Os tipos de adição impulsionados ou criados por e com estes modos de interação online, têm se expandido. Elas parecem atingir a todas as pessoas, ou seja, até mesmo pessoas que não teriam falhas e/ou grandes perturbações no seu processo de desenvolvimento emocional estariam sujeitas a tornarem-se adictas, por exemplo na dependência do uso dos celulares, na necessidade imperioso de ver se há recados etc. Parece que tudo que necessitamos está ao alcance da mão!
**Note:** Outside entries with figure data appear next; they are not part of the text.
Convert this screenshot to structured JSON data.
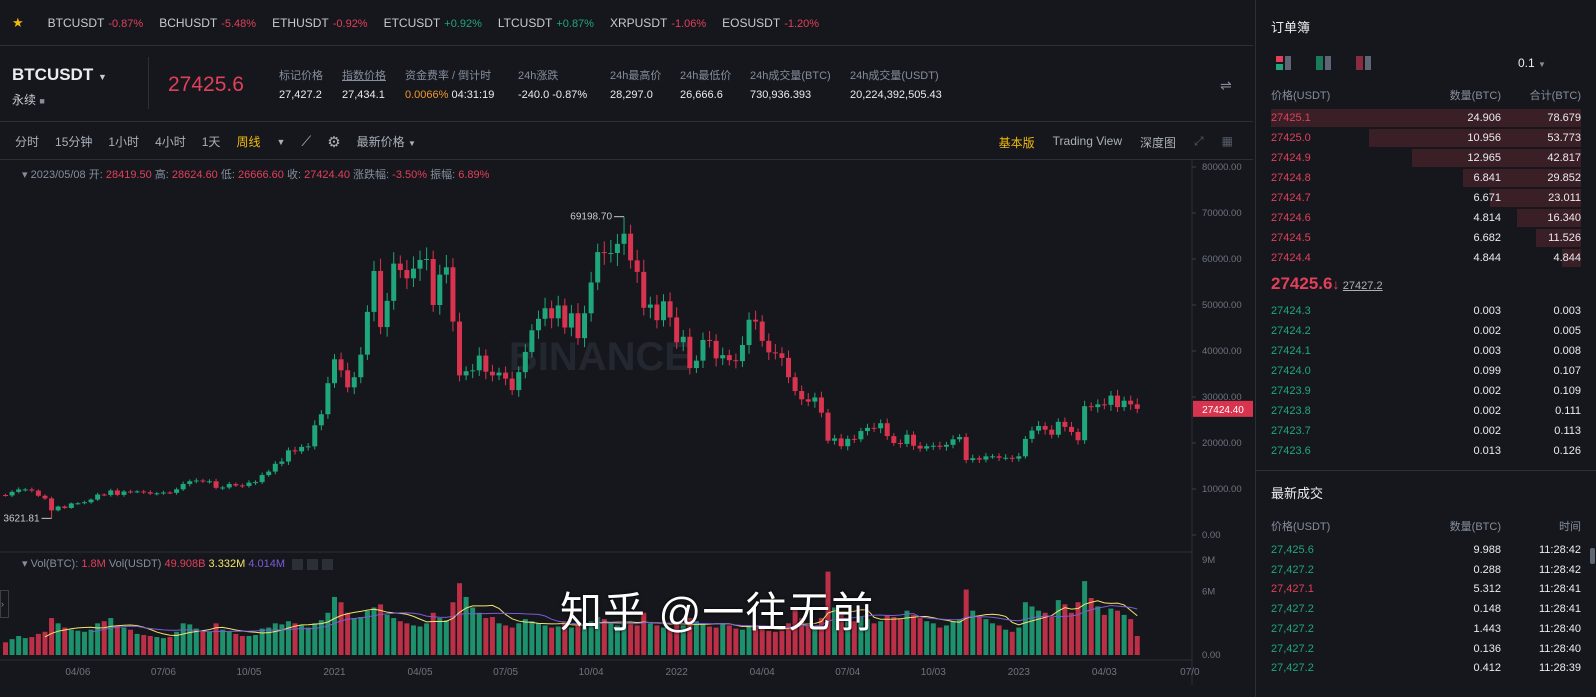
{
  "ticker": [
    {
      "symbol": "BTCUSDT",
      "change": "-0.87%",
      "dir": "down"
    },
    {
      "symbol": "BCHUSDT",
      "change": "-5.48%",
      "dir": "down"
    },
    {
      "symbol": "ETHUSDT",
      "change": "-0.92%",
      "dir": "down"
    },
    {
      "symbol": "ETCUSDT",
      "change": "+0.92%",
      "dir": "up"
    },
    {
      "symbol": "LTCUSDT",
      "change": "+0.87%",
      "dir": "up"
    },
    {
      "symbol": "XRPUSDT",
      "change": "-1.06%",
      "dir": "down"
    },
    {
      "symbol": "EOSUSDT",
      "change": "-1.20%",
      "dir": "down"
    }
  ],
  "header": {
    "symbol": "BTCUSDT",
    "contract": "永续",
    "last_price": "27425.6",
    "stats": [
      {
        "label": "标记价格",
        "value": "27,427.2"
      },
      {
        "label": "指数价格",
        "value": "27,434.1"
      },
      {
        "label": "资金费率 / 倒计时",
        "value": "0.0066%",
        "value2": "04:31:19"
      },
      {
        "label": "24h涨跌",
        "value": "-240.0 -0.87%"
      },
      {
        "label": "24h最高价",
        "value": "28,297.0"
      },
      {
        "label": "24h最低价",
        "value": "26,666.6"
      },
      {
        "label": "24h成交量(BTC)",
        "value": "730,936.393"
      },
      {
        "label": "24h成交量(USDT)",
        "value": "20,224,392,505.43"
      }
    ]
  },
  "toolbar": {
    "intervals": [
      "分时",
      "15分钟",
      "1小时",
      "4小时",
      "1天",
      "周线"
    ],
    "active_interval": "周线",
    "price_type": "最新价格",
    "views": [
      "基本版",
      "Trading View",
      "深度图"
    ],
    "active_view": "基本版"
  },
  "infoline": {
    "date": "2023/05/08",
    "open_label": "开:",
    "open": "28419.50",
    "high_label": "高:",
    "high": "28624.60",
    "low_label": "低:",
    "low": "26666.60",
    "close_label": "收:",
    "close": "27424.40",
    "chg_label": "涨跌幅:",
    "chg": "-3.50%",
    "amp_label": "振幅:",
    "amp": "6.89%"
  },
  "vol_legend": {
    "btc_label": "Vol(BTC):",
    "btc": "1.8M",
    "usdt_label": "Vol(USDT)",
    "usdt": "49.908B",
    "ma1": "3.332M",
    "ma2": "4.014M"
  },
  "chart_data": {
    "type": "candlestick",
    "interval": "1w",
    "first_week": "2020-01-20",
    "ylim": [
      0,
      80000
    ],
    "y_ticks": [
      "80000.00",
      "70000.00",
      "60000.00",
      "50000.00",
      "40000.00",
      "30000.00",
      "20000.00",
      "10000.00",
      "0.00"
    ],
    "current_price_label": "27424.40",
    "marked_high": {
      "label": "69198.70",
      "value": 69198.7,
      "week": "2021-11-08"
    },
    "marked_low": {
      "label": "3621.81",
      "value": 3621.81,
      "week": "2020-03-09"
    },
    "closes": [
      8600,
      9370,
      9900,
      9900,
      9650,
      8530,
      7950,
      5360,
      6190,
      5880,
      6860,
      6900,
      7120,
      7700,
      8800,
      8700,
      9680,
      8720,
      9450,
      9380,
      9470,
      9300,
      9000,
      9070,
      9240,
      9160,
      9930,
      11100,
      11680,
      11850,
      11650,
      11680,
      10250,
      10330,
      11080,
      10770,
      10660,
      11380,
      11500,
      13030,
      13780,
      15480,
      15970,
      18410,
      18180,
      19150,
      19270,
      23850,
      26250,
      33000,
      38200,
      35800,
      32100,
      34300,
      39200,
      48500,
      57400,
      45200,
      50900,
      59000,
      57600,
      55800,
      57900,
      59800,
      60000,
      50000,
      56600,
      58200,
      46400,
      34700,
      35600,
      35800,
      39000,
      35500,
      34700,
      35300,
      34000,
      31500,
      35400,
      39800,
      44500,
      47000,
      49300,
      47100,
      49900,
      45100,
      48200,
      42800,
      48200,
      54900,
      61500,
      61300,
      61300,
      63300,
      65500,
      59700,
      57200,
      49400,
      50100,
      46700,
      50800,
      47300,
      41900,
      43100,
      36300,
      37900,
      42400,
      42200,
      38400,
      39100,
      38000,
      37800,
      41300,
      46800,
      46400,
      42200,
      39700,
      39500,
      38500,
      34300,
      31300,
      29500,
      29000,
      29900,
      26600,
      20500,
      21000,
      19300,
      20900,
      20800,
      22600,
      23300,
      23200,
      24300,
      21500,
      20000,
      19800,
      21800,
      19400,
      18800,
      19300,
      19400,
      19200,
      19600,
      20800,
      21300,
      16300,
      16700,
      16400,
      17100,
      17100,
      16800,
      16800,
      16600,
      17100,
      20900,
      22700,
      23700,
      22900,
      21800,
      24600,
      23500,
      22400,
      20600,
      28000,
      27800,
      28400,
      28300,
      30300,
      27800,
      29200,
      28400,
      27424.4
    ],
    "first_open": 8700,
    "volume_ylim": [
      0,
      9
    ],
    "volume_unit": "M",
    "volume_y_ticks": [
      "9M",
      "6M",
      "0.00"
    ],
    "volumes": [
      1.2,
      1.5,
      1.8,
      1.6,
      1.7,
      2.0,
      2.2,
      3.5,
      3.0,
      2.6,
      2.4,
      2.3,
      2.2,
      2.4,
      3.0,
      3.2,
      3.5,
      2.8,
      2.6,
      2.4,
      2.0,
      1.9,
      1.8,
      1.7,
      1.6,
      1.7,
      2.2,
      3.0,
      2.9,
      2.5,
      2.3,
      2.2,
      3.0,
      2.4,
      2.2,
      2.0,
      1.8,
      1.8,
      1.9,
      2.5,
      2.6,
      3.0,
      2.9,
      3.2,
      3.0,
      2.8,
      2.6,
      3.0,
      3.3,
      4.0,
      5.5,
      5.0,
      4.0,
      3.5,
      3.6,
      4.2,
      4.5,
      4.8,
      3.8,
      3.5,
      3.2,
      3.0,
      2.8,
      2.7,
      3.0,
      4.0,
      3.5,
      3.3,
      5.0,
      6.8,
      5.5,
      4.5,
      4.0,
      3.5,
      3.6,
      3.0,
      2.8,
      2.6,
      3.0,
      3.4,
      3.2,
      3.0,
      2.8,
      2.6,
      2.7,
      3.2,
      2.6,
      3.0,
      2.8,
      3.2,
      3.6,
      3.4,
      3.0,
      2.8,
      3.0,
      2.9,
      2.8,
      4.0,
      3.0,
      2.8,
      2.6,
      2.4,
      3.0,
      2.8,
      3.5,
      3.2,
      2.9,
      2.7,
      2.6,
      3.0,
      2.8,
      2.5,
      2.4,
      2.8,
      2.6,
      2.5,
      2.3,
      2.2,
      2.3,
      3.0,
      4.5,
      3.5,
      2.8,
      2.6,
      3.5,
      7.9,
      4.5,
      3.8,
      3.5,
      3.2,
      3.6,
      3.4,
      3.0,
      3.2,
      3.8,
      3.6,
      3.4,
      4.2,
      3.8,
      3.5,
      3.2,
      3.0,
      2.6,
      2.8,
      3.2,
      3.4,
      6.2,
      4.2,
      3.6,
      3.4,
      3.0,
      2.8,
      2.4,
      2.2,
      2.6,
      5.0,
      4.6,
      4.2,
      4.0,
      3.6,
      5.2,
      4.8,
      4.0,
      5.0,
      7.0,
      5.4,
      4.6,
      3.8,
      4.4,
      4.2,
      3.8,
      3.4,
      1.8
    ],
    "x_ticks": [
      {
        "label": "04/06",
        "date": "2020-04-06"
      },
      {
        "label": "07/06",
        "date": "2020-07-06"
      },
      {
        "label": "10/05",
        "date": "2020-10-05"
      },
      {
        "label": "2021",
        "date": "2021-01-04"
      },
      {
        "label": "04/05",
        "date": "2021-04-05"
      },
      {
        "label": "07/05",
        "date": "2021-07-05"
      },
      {
        "label": "10/04",
        "date": "2021-10-04"
      },
      {
        "label": "2022",
        "date": "2022-01-03"
      },
      {
        "label": "04/04",
        "date": "2022-04-04"
      },
      {
        "label": "07/04",
        "date": "2022-07-04"
      },
      {
        "label": "10/03",
        "date": "2022-10-03"
      },
      {
        "label": "2023",
        "date": "2023-01-02"
      },
      {
        "label": "04/03",
        "date": "2023-04-03"
      },
      {
        "label": "07/0",
        "date": "2023-07-03"
      }
    ],
    "colors": {
      "up": "#1fa67a",
      "down": "#d8344f",
      "ma1": "#f3e46b",
      "ma2": "#7b5cd6"
    }
  },
  "orderbook": {
    "title": "订单簿",
    "precision": "0.1",
    "headers": [
      "价格(USDT)",
      "数量(BTC)",
      "合计(BTC)"
    ],
    "asks": [
      {
        "price": "27425.1",
        "qty": "24.906",
        "total": "78.679"
      },
      {
        "price": "27425.0",
        "qty": "10.956",
        "total": "53.773"
      },
      {
        "price": "27424.9",
        "qty": "12.965",
        "total": "42.817"
      },
      {
        "price": "27424.8",
        "qty": "6.841",
        "total": "29.852"
      },
      {
        "price": "27424.7",
        "qty": "6.671",
        "total": "23.011"
      },
      {
        "price": "27424.6",
        "qty": "4.814",
        "total": "16.340"
      },
      {
        "price": "27424.5",
        "qty": "6.682",
        "total": "11.526"
      },
      {
        "price": "27424.4",
        "qty": "4.844",
        "total": "4.844"
      }
    ],
    "mid_price": "27425.6",
    "mid_arrow": "↓",
    "mark_price": "27427.2",
    "bids": [
      {
        "price": "27424.3",
        "qty": "0.003",
        "total": "0.003"
      },
      {
        "price": "27424.2",
        "qty": "0.002",
        "total": "0.005"
      },
      {
        "price": "27424.1",
        "qty": "0.003",
        "total": "0.008"
      },
      {
        "price": "27424.0",
        "qty": "0.099",
        "total": "0.107"
      },
      {
        "price": "27423.9",
        "qty": "0.002",
        "total": "0.109"
      },
      {
        "price": "27423.8",
        "qty": "0.002",
        "total": "0.111"
      },
      {
        "price": "27423.7",
        "qty": "0.002",
        "total": "0.113"
      },
      {
        "price": "27423.6",
        "qty": "0.013",
        "total": "0.126"
      }
    ]
  },
  "trades": {
    "title": "最新成交",
    "headers": [
      "价格(USDT)",
      "数量(BTC)",
      "时间"
    ],
    "rows": [
      {
        "price": "27,425.6",
        "qty": "9.988",
        "time": "11:28:42",
        "side": "buy"
      },
      {
        "price": "27,427.2",
        "qty": "0.288",
        "time": "11:28:42",
        "side": "buy"
      },
      {
        "price": "27,427.1",
        "qty": "5.312",
        "time": "11:28:41",
        "side": "sell"
      },
      {
        "price": "27,427.2",
        "qty": "0.148",
        "time": "11:28:41",
        "side": "buy"
      },
      {
        "price": "27,427.2",
        "qty": "1.443",
        "time": "11:28:40",
        "side": "buy"
      },
      {
        "price": "27,427.2",
        "qty": "0.136",
        "time": "11:28:40",
        "side": "buy"
      },
      {
        "price": "27,427.2",
        "qty": "0.412",
        "time": "11:28:39",
        "side": "buy"
      }
    ]
  },
  "watermark": "知乎 @一往无前",
  "chart_watermark": "BINANCE"
}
Sem custos para chegar até o que precisamos (não existe mais espaço a percorrer, tempo a esperar).

Assim, assistimos o surgimento e imposição de novas formas de adicção: às telas, aos jogos, à pornografia, aos aplicativos de encontro, à necessidade de estar sempre em contato, de ser visto e clicado, de postar tudo o que é vivido ou até mesmo nem mesmo vivido, enfim, são inúmeras as possiblidades e manifestações.

É neste contexto que surgem os jogos on-line ou bets, acompanhadas de uma propaganda intensa “vendendo ilusões”, os jogos são apresentados como uma inocente atividade (por exemplo, os jogos do tigrinho), amáveis, oferecendo a possibilidade de riqueza imediata, com pequenos gastos.

Por trás desta propaganda enganosa, com a ajuda da internet, os cassinos online são colocados à disposição imediata, à mão, de cada um. Os efeitos catastróficos e a gênese de adicções, sem nenhum controle, estão presentes em cada lar, nos espaços públicos e privados. Vendem o paraíso para todos, e mais ainda para aqueles que se sentem no inferno, ou ainda, pobres em relação a seus desejos e aspirações de consumo.




Referências:

Eigen, M. (2011). Contact with the Depths. Karnac Books.

Humberg, L. V. (2016). Relacionamentos adictivos. Vício e dependência do outro. CLA Editora.

Maté, G. (2024). Vício. O Reinos dos Fantasmas Famintos. Sextante.

McDougall, J. (2001). L´économie psychique de l´addiction. In Anorexie, adiction et fragilités narcisiques. PUF.

Winnicott, D. W. (1953c). Objetos Transicionais e Fenômenos Transicionais. In O brincar e a realidade (pp. 13–51). UBU, 2019.